At a News18 event on 3 February, Arvind Kejriwal claimed that the central government was “not opening the road near Shaheen Bagh” because the Bharatiya Janata Party wanted to “indulge in politics over it.” Delhi goes to polls on 8 February. Since mid-December 2019, a long stretch of road in Delhi’s Shaheen Bagh area has been the site of a protest against the Citizenship (Amendment) Act, spearheaded by Muslim women from the area. The chief minister said that the protesters “have the right to protest” while also maintaining that students and ambulances get stuck on that road, and so it “should be reopened for sure.” The next day Kejriwal told NDTV that if he had power over the Delhi Police, he would have cleared “the Shaheen Bagh area in two hours.” The incongruous comments were typical of the Aam Aadmi Party’s ambiguous position on the CAA and the protests against it across the national capital.

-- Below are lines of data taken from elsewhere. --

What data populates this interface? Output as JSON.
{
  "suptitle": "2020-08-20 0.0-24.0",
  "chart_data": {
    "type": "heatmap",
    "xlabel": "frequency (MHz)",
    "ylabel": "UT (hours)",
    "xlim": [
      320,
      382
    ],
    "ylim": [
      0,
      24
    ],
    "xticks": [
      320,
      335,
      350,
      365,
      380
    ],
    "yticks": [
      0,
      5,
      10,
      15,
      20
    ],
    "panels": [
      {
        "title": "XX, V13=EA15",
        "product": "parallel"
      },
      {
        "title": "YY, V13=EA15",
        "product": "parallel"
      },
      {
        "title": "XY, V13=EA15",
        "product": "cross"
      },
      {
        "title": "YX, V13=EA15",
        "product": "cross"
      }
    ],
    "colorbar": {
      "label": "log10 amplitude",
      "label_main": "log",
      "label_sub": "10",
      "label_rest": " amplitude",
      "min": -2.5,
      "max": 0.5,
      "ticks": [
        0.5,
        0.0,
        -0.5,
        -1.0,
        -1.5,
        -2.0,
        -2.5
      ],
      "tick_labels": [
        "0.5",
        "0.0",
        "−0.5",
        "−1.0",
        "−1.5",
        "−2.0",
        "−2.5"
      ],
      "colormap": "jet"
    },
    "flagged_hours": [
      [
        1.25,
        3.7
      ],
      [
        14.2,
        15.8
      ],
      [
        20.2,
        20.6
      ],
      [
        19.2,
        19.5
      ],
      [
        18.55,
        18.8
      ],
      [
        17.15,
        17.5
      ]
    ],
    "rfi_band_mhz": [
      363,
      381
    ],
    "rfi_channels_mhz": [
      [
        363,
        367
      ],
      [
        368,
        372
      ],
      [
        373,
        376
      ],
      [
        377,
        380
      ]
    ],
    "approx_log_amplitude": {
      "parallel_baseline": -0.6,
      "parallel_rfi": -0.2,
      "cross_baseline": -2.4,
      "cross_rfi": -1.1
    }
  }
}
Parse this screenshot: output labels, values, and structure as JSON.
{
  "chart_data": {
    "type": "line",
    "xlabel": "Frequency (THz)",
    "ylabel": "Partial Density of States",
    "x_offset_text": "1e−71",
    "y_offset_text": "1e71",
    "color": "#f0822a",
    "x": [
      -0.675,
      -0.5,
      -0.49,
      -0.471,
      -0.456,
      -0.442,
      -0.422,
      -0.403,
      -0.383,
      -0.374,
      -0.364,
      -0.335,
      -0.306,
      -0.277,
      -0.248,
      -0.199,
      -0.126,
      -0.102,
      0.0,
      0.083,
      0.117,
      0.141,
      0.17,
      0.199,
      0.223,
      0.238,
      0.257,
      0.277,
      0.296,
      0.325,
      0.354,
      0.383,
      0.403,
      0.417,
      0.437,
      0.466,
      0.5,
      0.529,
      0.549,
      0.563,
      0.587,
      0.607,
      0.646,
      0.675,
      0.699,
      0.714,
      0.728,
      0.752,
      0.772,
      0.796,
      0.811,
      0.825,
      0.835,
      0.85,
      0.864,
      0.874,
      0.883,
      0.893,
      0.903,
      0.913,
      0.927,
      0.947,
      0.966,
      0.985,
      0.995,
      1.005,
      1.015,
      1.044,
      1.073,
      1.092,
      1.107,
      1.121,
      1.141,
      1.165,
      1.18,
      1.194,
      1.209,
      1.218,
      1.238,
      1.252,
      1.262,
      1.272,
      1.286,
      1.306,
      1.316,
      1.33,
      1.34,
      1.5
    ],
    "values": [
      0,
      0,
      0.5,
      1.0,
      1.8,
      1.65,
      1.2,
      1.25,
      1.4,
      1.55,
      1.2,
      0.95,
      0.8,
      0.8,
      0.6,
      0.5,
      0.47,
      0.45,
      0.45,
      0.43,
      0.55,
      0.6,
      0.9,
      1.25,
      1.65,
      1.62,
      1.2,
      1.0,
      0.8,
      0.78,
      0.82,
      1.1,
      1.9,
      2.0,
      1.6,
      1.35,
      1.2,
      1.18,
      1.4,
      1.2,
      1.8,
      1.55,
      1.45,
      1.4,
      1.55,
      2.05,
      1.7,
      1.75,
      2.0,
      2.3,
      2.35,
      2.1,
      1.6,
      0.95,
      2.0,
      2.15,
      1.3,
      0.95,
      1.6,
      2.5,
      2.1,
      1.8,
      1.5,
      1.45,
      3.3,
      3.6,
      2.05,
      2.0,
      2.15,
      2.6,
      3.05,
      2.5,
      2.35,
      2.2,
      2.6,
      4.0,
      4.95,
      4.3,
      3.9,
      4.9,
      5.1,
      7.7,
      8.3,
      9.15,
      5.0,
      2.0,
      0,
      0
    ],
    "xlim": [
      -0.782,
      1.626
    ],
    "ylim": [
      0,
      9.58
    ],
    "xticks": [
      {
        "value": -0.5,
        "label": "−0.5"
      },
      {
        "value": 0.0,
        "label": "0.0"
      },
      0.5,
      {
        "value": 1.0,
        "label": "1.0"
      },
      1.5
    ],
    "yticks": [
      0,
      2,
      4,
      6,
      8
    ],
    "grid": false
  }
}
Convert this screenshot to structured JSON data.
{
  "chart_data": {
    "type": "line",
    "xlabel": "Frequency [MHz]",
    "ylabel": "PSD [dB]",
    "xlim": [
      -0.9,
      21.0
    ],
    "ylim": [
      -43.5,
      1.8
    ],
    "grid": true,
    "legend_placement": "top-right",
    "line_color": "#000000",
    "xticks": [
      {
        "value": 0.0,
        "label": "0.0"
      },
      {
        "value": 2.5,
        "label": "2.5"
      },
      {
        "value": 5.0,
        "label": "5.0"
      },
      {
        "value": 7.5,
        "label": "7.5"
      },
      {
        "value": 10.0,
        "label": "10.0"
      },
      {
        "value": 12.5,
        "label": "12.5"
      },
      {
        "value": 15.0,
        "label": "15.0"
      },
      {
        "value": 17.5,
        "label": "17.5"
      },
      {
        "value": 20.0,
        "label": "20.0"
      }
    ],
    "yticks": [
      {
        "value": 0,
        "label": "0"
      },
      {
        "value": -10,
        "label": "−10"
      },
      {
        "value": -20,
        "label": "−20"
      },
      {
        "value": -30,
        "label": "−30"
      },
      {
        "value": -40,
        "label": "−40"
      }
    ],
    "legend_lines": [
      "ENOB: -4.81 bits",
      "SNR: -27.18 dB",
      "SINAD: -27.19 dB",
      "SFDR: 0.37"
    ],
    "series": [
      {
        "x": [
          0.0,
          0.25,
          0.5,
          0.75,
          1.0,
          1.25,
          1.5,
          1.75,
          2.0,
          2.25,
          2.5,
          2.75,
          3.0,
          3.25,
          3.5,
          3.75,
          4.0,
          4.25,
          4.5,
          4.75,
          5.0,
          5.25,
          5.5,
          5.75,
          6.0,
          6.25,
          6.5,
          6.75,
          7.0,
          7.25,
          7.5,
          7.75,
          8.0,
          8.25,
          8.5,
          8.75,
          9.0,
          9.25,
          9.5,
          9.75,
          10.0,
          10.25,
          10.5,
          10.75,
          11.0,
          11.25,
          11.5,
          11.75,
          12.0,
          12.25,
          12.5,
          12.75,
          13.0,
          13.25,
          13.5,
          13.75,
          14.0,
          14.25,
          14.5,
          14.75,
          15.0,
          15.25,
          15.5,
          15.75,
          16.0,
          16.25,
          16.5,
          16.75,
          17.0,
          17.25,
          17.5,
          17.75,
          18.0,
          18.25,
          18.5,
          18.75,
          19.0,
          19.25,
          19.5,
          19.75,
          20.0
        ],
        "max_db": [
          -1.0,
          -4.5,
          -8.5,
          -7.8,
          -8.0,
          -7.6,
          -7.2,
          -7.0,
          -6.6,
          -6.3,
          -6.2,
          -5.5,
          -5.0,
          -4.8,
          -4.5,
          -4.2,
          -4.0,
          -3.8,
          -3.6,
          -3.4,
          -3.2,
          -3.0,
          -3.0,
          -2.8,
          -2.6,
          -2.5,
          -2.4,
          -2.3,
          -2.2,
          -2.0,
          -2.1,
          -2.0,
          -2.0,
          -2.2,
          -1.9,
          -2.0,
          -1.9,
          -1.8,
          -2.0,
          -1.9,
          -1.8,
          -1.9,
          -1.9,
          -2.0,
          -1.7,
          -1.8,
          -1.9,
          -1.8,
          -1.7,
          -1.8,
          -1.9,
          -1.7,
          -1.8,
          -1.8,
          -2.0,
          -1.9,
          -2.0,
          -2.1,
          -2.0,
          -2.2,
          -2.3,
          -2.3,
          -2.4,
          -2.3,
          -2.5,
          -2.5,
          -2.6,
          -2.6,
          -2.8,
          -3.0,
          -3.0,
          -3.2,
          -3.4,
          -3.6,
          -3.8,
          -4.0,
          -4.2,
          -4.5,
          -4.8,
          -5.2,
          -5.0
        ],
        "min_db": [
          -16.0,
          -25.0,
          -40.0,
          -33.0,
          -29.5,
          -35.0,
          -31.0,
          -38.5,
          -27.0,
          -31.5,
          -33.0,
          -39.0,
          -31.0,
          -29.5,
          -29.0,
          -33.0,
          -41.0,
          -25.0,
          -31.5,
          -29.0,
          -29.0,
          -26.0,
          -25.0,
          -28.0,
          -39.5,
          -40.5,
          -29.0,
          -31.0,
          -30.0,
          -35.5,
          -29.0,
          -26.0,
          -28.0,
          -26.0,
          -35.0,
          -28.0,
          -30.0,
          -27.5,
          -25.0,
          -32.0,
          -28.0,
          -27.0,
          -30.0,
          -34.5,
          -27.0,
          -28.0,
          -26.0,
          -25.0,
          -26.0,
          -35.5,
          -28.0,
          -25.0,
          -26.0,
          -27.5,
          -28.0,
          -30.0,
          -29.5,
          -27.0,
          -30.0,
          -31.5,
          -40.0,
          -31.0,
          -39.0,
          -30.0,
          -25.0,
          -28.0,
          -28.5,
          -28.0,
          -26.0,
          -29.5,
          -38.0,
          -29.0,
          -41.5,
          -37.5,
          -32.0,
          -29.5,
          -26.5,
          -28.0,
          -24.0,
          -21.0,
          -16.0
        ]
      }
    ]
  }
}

While the AAP has expressed its opposition to the CAA, in several interviews the party members have deflected questions about the controversial law with answers on development issues in Delhi. The party has treaded a cautious line, in an apparent attempt to appease those in favour of the CAA and opposed to the protests. Most notably, the party has been conspicuously vague about the religious fault lines of the law and its support for the protesters. It has largely refrained from addressing, or even acknowledging, the exclusion of Muslims under the CAA.
In doing so, the party has distanced itself from one of the most controversial decisions of the BJP-led central government that prompted tens of thousands of Indian citizens to come out onto the streets in protest, in the national capital and across the country. The chief minister, whose rise to fame and political power was built on the back of a similar nationwide movement, was nowhere to be seen when the country rose again. During the course of the protests, Delhi has been witness to partial internet shutdowns, illegal detentions, police brutality and open calls to violence against the anti-CAA protesters by the BJP’s leaders, and yet, its residents have poured out in numbers that have only increased. Meanwhile, the AAP, which academics often refer to as a “post ideological” party, has turned a blind eye to the Hindu-nationalist ideological underpinnings of the BJP’s actions.
“If you look at the AAP, they have never vocalised their movements towards the oppressed,” Tanweer Fazal, a professor at the University of Hyderabad, told us. “There has been a constant failure, and even when there was mass mobilisation during 2016 or even now,” Fazal added, referring to the countrywide movement demanding an investigation into the death of the PhD scholar Rohith Vemula. “It has always been a party of the elite.” The AAP has, in fact, admitted that it is keeping a calculated distance from the anti-CAA movement. In January, Sanjay Singh, the AAP’s election incharge and a Rajya Sabha member of parliament, told the Hindustan Times, “If Kejriwal had joined the protests even by mistake, the BJP would have incited big riots and then put all the blame on him.”
Yet, Kejriwal has spoken out against the protests, albeit in vague and non-committal terms. On 15 December 2019, amid the anti-CAA protests in Jamia Millia Islamia, a state-owned bus was set ablaze around the Okhla area. In response, Kejriwal tweeted, “No one shud indulge in violence. Any kind of violence is unacceptable. Protests shud remain peaceful.” He also spoke to the lieutenant governor of Delhi, Anil Baijal, and “urged him to take necessary steps to restore normalcy and peace.” Later, when a video surfaced showing police personnel pouring from a jerrycan into a bus, several people speculated whether the police had set the bus ablaze, though the police claimed they were pouring water to extinguish the fire. Kejriwal chose to stay silent. Four days later, he noted, “It’s not possible that students set the bus on fire.”